そんなものは勘違いであり、深く考えること自体に意味などないことも分かっていても、忠春は雲に隠れて星の見えない果てしなく黒い夜空が、やけに身に染みてしまう。
「大岡様が気落ちするような話ではございません。確かに宣冬様は素晴らしいお方ですが……他言無用でお願いたいのですが、宣冬様は時々『ヤツにだけは負けてはいられん』とも漏らされています」
「慰めないでいいのよ……でも、ほんとなの?」
「もちろんです。逆に、私が大岡様を励ましたところで何になるのですか? 色々な思惑が絡んでいるにせよ、同じように市中を守る役職に歳の同じ者がいるというだけでも心強いのでしょう。私であればそう思いますよ」
佐嶋の物言いには若干引っかかったが、悪い気はしない。少なくとも夜空に心情を重ねるような傷心さからは離れることができただろう。
忠春が何も言わずに佐嶋へと笑いかけようとした、その時である。
「大岡様っ、佐嶋様っ、鳴子の音です。連中が下を通りましたっ!」
ふすまが勢いよく開き放たれ、階段を駆け上ってきた同心がそう言う。
「……いよいよね。覚悟はいい?」
「聞くに及びません。行きましょう」
そういうと、二人は立ち上がり、宿屋の階段を駆け下りていった。
〇
地下隧道内には無数の足跡が御城へ向けて延びている。閉塞した際に足跡は残していない。間違いなく猫目一家のものだろう。
腰を落としながらの駆け足は足腰に響きそうだったが、大捕物が控えている。そんなことは気になどしていられなかった。
そして、ほんの数十歩ほど進んだ先、忠春は猫目一家の背中を捉えた。
「南北町奉行所に火盗改よ。アンタたちの悪事はお見通しよ」
「やはり、付け狙われていたか。くそがっ」
整った顔立ちをする俊敏そうな男はそういった。目元は佐嶋にどことなく似ている。きっとこの男が実弟・斑の寅次郎であろう。

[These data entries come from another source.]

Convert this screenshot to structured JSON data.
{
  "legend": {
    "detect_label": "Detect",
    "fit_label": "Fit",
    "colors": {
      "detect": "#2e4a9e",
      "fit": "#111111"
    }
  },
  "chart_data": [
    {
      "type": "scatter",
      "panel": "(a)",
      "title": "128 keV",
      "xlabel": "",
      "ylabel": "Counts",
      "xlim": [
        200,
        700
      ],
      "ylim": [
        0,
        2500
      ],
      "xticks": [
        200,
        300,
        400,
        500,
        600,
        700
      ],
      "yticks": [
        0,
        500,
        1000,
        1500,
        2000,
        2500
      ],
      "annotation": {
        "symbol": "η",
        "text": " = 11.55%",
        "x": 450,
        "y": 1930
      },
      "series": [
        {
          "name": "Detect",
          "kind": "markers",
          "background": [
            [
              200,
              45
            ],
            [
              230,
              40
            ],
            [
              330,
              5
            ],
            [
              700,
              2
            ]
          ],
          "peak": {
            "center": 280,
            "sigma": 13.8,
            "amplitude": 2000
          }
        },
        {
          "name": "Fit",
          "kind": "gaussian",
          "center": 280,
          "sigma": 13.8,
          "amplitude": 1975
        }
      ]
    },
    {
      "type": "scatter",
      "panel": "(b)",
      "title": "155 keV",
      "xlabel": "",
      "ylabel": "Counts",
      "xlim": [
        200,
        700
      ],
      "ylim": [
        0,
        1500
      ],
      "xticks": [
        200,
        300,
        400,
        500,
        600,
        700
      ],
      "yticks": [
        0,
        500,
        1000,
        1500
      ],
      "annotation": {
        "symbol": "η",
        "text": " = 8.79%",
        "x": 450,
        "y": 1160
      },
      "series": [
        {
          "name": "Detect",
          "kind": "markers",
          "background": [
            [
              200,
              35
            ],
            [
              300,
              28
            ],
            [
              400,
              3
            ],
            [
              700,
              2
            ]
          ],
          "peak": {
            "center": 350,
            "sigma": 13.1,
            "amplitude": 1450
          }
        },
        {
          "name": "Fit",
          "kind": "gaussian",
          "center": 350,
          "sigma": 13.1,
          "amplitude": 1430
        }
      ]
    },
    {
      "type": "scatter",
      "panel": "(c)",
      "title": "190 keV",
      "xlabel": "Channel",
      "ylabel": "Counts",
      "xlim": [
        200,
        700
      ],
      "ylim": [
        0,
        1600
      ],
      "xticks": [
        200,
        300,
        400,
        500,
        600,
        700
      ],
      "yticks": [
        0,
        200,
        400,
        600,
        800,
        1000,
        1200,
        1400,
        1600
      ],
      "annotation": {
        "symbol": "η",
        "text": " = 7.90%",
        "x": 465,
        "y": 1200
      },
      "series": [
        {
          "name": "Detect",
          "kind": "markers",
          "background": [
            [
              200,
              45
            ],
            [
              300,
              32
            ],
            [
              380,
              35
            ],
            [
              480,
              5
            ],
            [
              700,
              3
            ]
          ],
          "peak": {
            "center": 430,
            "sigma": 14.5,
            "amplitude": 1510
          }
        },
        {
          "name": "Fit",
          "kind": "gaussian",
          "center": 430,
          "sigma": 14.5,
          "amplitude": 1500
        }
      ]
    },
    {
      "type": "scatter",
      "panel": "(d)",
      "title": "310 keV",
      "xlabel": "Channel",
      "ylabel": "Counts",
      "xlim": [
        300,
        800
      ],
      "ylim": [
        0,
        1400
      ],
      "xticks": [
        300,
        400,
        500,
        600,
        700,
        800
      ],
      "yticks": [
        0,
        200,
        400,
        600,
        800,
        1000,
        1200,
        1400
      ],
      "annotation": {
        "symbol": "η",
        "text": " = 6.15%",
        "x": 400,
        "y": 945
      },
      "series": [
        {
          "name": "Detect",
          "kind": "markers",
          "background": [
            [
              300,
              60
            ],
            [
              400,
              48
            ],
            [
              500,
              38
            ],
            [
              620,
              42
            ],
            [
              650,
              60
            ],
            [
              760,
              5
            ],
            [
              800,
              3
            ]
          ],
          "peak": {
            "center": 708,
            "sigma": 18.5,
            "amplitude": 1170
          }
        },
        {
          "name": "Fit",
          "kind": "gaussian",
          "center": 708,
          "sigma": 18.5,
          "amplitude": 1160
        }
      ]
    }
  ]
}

「小次郎! それに猫目一家っ! 貴様らは終わりだ。神妙に縄につけ!」
佐嶋も忠春に次いで凛と言い放った。
すぐさま寅次郎を筆頭に、その配下8名の目の色が変わった。
元頭目の声を忘れているはずもない。漏れるように鼻をすする音も聞こえてくる。
「さと姉……いや、公儀の狗め。もはやお前たちに俺らを止めることはできない! やるぞ、火打石を準備しろっ!」
「無駄な抵抗はやめろっ! さぁ、はやく得物を捨てて……」
「大岡様っ、皆の者伏せよっ!」
忠春は十手を構えながら、ゆっくりと寅次郎らのもとに歩み寄ろうとする。
だが、寅次郎は頬に汗を垂らしながら嘲笑うように微笑んだまま動こうとしない。すると、彼の背後で弾けるような音がした。
カチっと弾けるような音が鳴った数秒後、隧道の隅から隅まで響き渡るような大爆音が轟き、感じたことのない大風圧が忠春らを襲った。佐嶋が放った咄嗟の一言で、特段のけが等は無かったし、近くに隧道用の通気孔があったからかもしれないが、硝煙が晴れるまでに大した時間はかからなかった。
だが、隧道を閉塞していた障害物はものの見事に敗れ去り、猫目一家は発破と同時に御城へ突き進んでいったらしい。その背中は遠く、ほとんど見えなくなっている。
「……くそっ、火薬はこのために集めていたのか。壁を火薬筒で発破されたようです。急いで追いましょう!」
「勿論よ。さぁ、早く追うのよっ!」
勢いよく号令をかけたが、猫目一家との徒競走になったら勝ち目は到底無い。地下の騒ぎに地上を守る御城の警備兵も気が付くだろうが、隧道と城内の構造を知り尽くしている猫目一家の方に分があることだろう。
となると、上様の命は……
そんな一念がよぎってしまうほどに、事態は切迫していた。だが、それでも忠春らは追いつくために、どこか湿っぽい地下隧道を必死になって走り抜けるしかほかなかった。